How U.S. Laws may apply to non-U.S. Employees, and a lesson in strategic planning

With conscious planning and an eye toward local law, an organization may enjoy the benefits of uniform management of its parent and subsidiaries with respect to company culture, cohesion, and efficiency, and meet other business needs, while also protecting against cross-national and cross-company litigation.

Although there are unique considerations with every step and every new jurisdiction, proper organizational structuring and growth planning is key to achieve this balance, particularly in the United States where "joint employment" litigation is prevalent. U.S. employers have long been aware of the "joint employment" concept domestically, but a new case from New York federal court cautions multinational companies that the concept may be applied internationally between parents, subsidiaries, and sister entities.

While each court case is highly fact-specific, and it is not clear how expansively this court-opinion will be interpreted, the August 2013 St. Jean v. Orient-Express Hotels Inc. opinion from New York federal court illustrates one employee's success in surviving a motion to dismiss her case, where she worked for a Caribbean company but sued its U.S.-based sister entity under U.S. law when she was terminated.

In St. Jean v. Orient-Express Hotels Inc., Plaintiff Melissa St. Jean worked at Cupecoy Village in the Caribbean. Cupecoy did not have its own management, marketing, and human resources departments, but instead operated under its U.S. sister company Orient-Express Hotels, Inc.'s Managing Director, Director of Real Estate Marketing, and Human Resources, all based in the United States. Plaintiff complained to the U.S. Human Resources department that she was being sexually harassed by a co-worker, and Plaintiff was terminated by the U.S. Managing Director. When Plaintiff sued for discrimination and retaliation, she brought her lawsuit against the U.S.-based Orient-Express Hotels Inc., under U.S. Title VII anti-discrimination law, claiming that Orient-Express was her true employer, and the Court allowed Plaintiff to proceed with her case beyond the pleading stage.

Ultimately, Orient-Express demonstrates that U.S. courts may entertain lawsuits from foreign employees against related U.S. entities if the terms and conditions of the plaintiff's employment were heavily controlled by the U.S. entity.
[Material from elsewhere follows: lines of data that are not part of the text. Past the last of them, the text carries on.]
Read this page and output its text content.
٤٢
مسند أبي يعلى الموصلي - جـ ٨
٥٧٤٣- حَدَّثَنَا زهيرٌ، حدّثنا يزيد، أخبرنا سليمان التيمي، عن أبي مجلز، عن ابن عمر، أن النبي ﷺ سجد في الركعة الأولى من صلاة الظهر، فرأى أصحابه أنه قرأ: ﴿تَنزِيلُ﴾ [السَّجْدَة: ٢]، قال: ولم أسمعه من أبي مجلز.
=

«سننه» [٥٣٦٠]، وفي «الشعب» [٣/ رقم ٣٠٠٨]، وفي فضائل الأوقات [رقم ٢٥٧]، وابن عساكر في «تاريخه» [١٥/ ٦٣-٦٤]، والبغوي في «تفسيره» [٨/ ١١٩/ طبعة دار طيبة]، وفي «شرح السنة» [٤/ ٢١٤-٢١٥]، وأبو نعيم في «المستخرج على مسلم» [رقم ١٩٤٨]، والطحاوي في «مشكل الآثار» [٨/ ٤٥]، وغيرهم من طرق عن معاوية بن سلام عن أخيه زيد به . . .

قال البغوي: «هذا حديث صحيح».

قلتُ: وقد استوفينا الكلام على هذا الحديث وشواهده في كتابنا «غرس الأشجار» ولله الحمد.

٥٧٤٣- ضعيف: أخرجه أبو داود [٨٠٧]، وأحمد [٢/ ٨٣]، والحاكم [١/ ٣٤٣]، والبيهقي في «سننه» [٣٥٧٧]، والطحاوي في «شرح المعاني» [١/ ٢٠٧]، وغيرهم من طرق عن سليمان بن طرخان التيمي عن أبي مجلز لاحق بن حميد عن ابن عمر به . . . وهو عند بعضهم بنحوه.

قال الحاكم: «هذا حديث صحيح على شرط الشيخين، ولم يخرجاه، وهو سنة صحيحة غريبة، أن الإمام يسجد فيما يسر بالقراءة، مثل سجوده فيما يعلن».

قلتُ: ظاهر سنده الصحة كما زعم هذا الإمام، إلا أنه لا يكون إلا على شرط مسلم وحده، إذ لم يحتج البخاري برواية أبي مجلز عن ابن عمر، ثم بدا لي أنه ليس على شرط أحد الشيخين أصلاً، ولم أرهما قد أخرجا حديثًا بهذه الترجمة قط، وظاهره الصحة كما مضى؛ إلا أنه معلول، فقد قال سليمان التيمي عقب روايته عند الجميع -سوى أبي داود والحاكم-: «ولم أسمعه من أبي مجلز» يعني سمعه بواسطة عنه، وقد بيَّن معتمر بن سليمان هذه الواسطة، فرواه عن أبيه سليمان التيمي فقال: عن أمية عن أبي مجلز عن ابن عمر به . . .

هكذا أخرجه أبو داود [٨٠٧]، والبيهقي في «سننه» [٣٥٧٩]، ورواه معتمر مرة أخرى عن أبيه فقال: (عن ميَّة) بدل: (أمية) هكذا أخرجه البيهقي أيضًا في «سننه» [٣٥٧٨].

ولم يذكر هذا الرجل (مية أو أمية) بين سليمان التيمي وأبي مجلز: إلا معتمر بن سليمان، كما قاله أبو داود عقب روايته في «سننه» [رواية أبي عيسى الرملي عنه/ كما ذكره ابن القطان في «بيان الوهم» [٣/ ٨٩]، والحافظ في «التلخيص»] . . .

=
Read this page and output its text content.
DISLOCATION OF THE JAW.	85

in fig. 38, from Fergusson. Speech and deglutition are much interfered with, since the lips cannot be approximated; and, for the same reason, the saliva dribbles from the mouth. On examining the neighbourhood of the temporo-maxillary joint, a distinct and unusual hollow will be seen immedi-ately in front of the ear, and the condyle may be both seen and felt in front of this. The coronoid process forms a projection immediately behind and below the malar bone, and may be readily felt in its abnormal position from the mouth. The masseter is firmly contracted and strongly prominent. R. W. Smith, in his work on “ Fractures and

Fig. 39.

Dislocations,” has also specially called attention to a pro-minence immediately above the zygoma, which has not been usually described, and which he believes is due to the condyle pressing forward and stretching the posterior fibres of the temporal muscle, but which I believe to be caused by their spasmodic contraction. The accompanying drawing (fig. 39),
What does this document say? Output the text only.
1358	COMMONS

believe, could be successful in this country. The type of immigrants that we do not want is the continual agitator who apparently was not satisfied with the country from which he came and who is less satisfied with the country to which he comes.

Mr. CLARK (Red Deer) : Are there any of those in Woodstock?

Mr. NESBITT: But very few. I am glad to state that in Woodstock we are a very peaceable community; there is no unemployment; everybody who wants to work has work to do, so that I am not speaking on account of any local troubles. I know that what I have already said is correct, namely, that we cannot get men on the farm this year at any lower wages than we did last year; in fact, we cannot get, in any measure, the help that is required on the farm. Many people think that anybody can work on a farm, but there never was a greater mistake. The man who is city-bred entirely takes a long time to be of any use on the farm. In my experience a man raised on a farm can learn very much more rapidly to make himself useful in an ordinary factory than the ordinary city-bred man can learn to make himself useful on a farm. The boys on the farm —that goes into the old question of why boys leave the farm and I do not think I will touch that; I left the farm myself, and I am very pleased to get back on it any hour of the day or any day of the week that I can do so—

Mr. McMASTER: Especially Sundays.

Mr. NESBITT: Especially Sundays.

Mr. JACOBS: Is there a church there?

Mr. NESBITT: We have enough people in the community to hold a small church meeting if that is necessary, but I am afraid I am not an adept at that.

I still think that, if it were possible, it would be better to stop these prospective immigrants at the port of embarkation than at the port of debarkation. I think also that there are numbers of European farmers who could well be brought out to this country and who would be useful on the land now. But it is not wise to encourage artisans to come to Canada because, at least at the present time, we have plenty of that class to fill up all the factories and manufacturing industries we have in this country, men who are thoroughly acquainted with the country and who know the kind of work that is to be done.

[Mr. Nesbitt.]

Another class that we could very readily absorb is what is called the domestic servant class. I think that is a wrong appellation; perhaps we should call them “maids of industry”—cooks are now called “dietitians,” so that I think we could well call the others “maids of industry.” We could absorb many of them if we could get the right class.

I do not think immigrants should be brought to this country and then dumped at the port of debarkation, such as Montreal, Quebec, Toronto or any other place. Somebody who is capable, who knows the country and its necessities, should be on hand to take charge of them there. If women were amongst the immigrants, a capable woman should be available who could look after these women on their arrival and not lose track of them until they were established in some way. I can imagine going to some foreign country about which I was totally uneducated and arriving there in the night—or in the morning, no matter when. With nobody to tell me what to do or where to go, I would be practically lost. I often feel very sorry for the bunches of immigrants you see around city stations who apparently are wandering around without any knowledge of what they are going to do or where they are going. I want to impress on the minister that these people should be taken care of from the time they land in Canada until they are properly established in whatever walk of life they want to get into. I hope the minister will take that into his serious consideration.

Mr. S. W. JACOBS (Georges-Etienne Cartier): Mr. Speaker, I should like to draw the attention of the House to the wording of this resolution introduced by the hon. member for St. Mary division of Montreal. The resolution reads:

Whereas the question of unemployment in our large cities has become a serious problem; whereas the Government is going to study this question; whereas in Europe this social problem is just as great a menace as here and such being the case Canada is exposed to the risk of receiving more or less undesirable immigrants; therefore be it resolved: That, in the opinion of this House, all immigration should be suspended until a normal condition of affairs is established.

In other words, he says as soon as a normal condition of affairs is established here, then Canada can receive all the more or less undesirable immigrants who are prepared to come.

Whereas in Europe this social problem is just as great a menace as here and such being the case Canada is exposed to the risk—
In Orient-Express, Plaintiff claimed that she dealt with a number of the U.S. entity's employees on a daily basis as part of her job; that the U.S. entity's Managing Director was responsible for hiring, firing, and setting the income for employees at Cupecoy and, in fact, he signed Plaintiff's termination letter; and that the U.S. entity and Cupecoy shared operations and management, such that Plaintiff reported to the U.S. entity's Managing Director and Director of Real Estate Marketing on budget items, finances, invoicing, sales results and reports, and weekly traffic logs, among other commonalities.

The opinion indicates that the more control the U.S. entity has over a foreign employee's employment terms, the more likely it may be that the U.S. entity is determined to be an employer under U.S. law, and therefore U.S. employment laws apply to that employee. Not only may this expose companies to additional litigation, but it raises other concerns regarding what laws apply to which employees. However, by developing a mindful strategy for entity organization, management, and growth, organizations may avoid the pitfalls of Orient-Express and also maintain organizational, philosophical and management unity.